Le due si erano “rivelate reciprocamente tutte le menzogne attraverso le quali egli le aveva controllate, manipolate e tenute in scacco come ‘pedine’ sulla fantomatica ‘scacchiera’ narrata con vanto ai periti”. Inoltre, Impagnatiello era venuto a conoscenza di “essere diventato a sua insaputa lo ‘zimbello’ di tutti i colleghi dell’Armani Cafè”, il bar in cui lavorava e dove tutti sapevano “già da una settimana” quanto era accaduto e le bugie raccontate.

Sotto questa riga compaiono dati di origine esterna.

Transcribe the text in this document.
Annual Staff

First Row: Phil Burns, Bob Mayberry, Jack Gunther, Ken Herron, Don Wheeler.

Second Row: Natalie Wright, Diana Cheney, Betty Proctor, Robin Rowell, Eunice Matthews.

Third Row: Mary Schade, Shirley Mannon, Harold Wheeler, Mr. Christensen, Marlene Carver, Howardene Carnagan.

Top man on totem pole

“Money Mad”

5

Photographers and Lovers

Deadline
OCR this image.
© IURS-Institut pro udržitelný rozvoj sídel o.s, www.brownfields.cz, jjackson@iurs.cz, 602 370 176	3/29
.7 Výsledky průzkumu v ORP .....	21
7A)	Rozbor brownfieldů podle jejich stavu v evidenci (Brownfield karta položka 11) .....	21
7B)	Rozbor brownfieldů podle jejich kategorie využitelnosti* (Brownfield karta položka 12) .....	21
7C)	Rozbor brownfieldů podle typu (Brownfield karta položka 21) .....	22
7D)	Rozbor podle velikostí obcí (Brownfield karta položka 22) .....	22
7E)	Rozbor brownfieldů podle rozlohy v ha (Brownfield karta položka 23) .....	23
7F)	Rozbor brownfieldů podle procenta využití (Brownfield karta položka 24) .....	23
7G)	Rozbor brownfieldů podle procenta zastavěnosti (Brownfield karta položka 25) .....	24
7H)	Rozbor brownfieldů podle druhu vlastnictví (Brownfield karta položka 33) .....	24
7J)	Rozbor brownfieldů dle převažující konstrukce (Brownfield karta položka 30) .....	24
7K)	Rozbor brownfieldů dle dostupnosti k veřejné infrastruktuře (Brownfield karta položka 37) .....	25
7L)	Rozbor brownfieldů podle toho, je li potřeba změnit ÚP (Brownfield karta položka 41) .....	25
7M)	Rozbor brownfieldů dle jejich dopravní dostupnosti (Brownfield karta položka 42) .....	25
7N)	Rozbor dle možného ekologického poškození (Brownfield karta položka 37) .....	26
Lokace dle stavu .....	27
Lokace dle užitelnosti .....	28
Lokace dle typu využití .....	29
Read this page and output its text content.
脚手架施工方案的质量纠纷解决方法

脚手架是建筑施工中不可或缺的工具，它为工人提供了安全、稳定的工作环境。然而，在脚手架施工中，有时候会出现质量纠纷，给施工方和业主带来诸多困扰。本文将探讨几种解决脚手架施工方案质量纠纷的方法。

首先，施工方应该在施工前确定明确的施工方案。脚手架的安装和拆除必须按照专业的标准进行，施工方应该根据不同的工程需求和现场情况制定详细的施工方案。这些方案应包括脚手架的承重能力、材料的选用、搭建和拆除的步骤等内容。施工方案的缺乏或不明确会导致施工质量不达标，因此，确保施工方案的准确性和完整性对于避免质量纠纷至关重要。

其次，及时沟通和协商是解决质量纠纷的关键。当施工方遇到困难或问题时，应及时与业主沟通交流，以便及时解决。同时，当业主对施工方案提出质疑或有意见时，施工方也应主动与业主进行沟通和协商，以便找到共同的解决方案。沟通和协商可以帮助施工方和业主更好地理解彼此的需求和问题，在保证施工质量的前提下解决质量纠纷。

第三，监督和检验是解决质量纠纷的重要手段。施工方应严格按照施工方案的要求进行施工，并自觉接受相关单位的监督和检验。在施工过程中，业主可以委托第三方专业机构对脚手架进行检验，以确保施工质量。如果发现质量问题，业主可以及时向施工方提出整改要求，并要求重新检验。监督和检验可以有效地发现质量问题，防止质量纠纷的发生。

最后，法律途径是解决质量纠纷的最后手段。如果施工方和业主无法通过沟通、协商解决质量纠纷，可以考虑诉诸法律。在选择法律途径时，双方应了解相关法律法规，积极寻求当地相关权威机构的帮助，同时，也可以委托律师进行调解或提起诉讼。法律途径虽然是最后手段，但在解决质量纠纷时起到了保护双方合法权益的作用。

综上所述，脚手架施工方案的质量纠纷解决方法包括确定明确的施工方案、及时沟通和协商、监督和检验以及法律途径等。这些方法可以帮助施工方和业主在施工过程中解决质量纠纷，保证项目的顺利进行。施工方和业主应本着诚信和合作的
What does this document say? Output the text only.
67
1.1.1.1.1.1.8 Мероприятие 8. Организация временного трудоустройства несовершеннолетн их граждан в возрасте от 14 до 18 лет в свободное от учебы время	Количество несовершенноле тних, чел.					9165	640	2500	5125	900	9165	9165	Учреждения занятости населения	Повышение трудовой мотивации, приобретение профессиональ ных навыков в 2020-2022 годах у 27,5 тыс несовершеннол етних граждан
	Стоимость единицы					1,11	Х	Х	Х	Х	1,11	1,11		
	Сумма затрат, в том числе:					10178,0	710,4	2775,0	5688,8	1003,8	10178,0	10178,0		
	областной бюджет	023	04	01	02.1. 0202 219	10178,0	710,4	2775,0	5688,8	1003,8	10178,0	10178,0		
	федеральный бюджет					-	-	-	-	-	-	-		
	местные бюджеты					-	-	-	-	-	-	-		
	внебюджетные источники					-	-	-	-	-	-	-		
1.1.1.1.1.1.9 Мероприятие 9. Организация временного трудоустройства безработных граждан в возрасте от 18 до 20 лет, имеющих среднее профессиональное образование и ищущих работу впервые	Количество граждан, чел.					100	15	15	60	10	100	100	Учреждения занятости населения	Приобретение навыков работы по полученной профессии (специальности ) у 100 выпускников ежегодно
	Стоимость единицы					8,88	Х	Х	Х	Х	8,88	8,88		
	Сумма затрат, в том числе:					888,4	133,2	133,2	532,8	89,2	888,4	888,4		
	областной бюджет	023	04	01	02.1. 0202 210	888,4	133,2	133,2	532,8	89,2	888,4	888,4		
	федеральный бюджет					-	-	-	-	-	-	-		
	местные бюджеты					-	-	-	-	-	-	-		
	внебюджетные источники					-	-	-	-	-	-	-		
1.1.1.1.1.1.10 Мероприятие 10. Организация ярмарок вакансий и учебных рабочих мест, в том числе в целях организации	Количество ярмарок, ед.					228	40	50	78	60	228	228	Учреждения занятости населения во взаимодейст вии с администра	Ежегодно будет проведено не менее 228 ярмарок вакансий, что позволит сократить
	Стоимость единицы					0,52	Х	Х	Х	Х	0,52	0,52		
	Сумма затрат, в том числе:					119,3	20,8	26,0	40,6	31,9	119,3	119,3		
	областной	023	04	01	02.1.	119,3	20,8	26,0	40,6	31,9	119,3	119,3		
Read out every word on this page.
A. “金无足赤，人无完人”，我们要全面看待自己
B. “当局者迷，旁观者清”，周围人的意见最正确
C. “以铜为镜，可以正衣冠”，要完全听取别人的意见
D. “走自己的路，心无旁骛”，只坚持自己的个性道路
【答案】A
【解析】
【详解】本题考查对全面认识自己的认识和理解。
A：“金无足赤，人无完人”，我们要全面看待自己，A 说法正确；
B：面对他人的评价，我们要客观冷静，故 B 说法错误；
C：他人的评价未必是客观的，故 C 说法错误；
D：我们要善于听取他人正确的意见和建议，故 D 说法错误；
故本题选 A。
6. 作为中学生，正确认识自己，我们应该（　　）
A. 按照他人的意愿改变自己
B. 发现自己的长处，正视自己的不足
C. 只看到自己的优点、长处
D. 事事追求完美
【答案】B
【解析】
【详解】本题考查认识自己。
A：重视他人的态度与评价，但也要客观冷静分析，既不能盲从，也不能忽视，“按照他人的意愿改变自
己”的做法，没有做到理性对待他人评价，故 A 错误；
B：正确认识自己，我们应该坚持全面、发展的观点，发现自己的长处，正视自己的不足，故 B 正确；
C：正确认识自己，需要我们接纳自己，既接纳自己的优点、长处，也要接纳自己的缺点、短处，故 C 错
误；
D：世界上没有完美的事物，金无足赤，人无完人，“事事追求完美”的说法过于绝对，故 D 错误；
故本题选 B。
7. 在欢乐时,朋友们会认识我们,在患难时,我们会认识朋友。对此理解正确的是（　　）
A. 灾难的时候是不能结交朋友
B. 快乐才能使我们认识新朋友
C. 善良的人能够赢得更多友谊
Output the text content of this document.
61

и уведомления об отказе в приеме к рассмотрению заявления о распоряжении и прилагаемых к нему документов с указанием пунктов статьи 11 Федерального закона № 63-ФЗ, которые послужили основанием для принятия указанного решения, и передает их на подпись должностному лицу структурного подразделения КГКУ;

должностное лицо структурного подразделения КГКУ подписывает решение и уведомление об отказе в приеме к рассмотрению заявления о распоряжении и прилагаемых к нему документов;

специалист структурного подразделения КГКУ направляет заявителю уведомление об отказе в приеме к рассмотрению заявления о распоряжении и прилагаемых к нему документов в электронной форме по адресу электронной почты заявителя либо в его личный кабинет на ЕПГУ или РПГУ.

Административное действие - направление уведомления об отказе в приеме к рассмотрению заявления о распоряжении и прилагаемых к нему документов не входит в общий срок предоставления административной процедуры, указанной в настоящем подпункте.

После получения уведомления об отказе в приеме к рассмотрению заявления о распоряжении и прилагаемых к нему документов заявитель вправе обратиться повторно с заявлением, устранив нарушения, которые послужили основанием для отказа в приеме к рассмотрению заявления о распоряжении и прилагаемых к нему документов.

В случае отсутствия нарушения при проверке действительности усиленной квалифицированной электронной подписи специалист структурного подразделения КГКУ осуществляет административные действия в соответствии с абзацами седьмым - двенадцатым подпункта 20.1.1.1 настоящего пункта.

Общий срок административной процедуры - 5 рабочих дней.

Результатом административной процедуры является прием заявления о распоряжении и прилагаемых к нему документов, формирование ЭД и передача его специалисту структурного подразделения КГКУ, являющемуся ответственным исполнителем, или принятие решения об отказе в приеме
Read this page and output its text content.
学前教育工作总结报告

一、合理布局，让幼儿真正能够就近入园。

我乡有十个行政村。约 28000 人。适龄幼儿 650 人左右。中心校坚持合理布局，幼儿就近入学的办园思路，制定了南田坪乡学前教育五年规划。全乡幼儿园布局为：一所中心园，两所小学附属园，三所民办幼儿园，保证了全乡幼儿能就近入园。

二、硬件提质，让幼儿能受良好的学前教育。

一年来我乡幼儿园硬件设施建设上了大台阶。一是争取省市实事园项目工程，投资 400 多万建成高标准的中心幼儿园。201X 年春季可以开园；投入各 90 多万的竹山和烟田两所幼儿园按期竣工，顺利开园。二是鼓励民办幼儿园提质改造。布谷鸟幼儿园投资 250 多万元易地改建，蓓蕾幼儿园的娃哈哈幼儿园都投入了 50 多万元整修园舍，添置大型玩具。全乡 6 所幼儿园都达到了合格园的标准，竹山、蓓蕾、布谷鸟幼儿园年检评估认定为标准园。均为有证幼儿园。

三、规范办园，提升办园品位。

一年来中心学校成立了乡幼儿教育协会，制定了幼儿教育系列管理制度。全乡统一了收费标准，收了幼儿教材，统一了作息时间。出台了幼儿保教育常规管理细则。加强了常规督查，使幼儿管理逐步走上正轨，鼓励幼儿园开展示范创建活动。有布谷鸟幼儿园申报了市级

Si era provocata “in lui una ferita narcisistica che aveva scosso le sue certezze dalle fondamenta: che A. era perduta per sempre e che Giulia stava per lasciarlo, insieme con il bambino che portava in grembo“.

LA RIMODULAZIONE DEL “PROGRAMMA CRIMINOSO” CON “MODALITÀ NUOVE ED EFFERATE”

Così, quel pomeriggio del 27 maggio sarebbe stato colto da una “rabbia fredda e da una lucida risolutezza che lo ha portato, poche ore dopo, a riaffermarsi e vendicarsi di quel ‘torto’ subito”. L’ex barman avrebbe deciso di “rimodulare il programma criminoso da mesi portato avanti in modo poco efficace” con il veleno, uccidendo Giulia con “modalità nuove ed efferate”.

Trentasette le coltellate fatali, prima del tentativo di disfarsi del corpo dandole fuoco nella vasca da bagno. Ben 11 quando la vittima era ancora viva: “Nel momento in cui è stata attinta dai primi fendenti, mentre si trovava ancora in vita e comprendeva che il compagno la stava uccidendo, Giulia ha senz’altro realizzato, sebbene per una manciata di secondi, che insieme con lei moriva anche il nascituro che portava in grembo“. Una “consapevolezza” che ha “senz’altro provocato nella donna una sofferenza ulteriore“.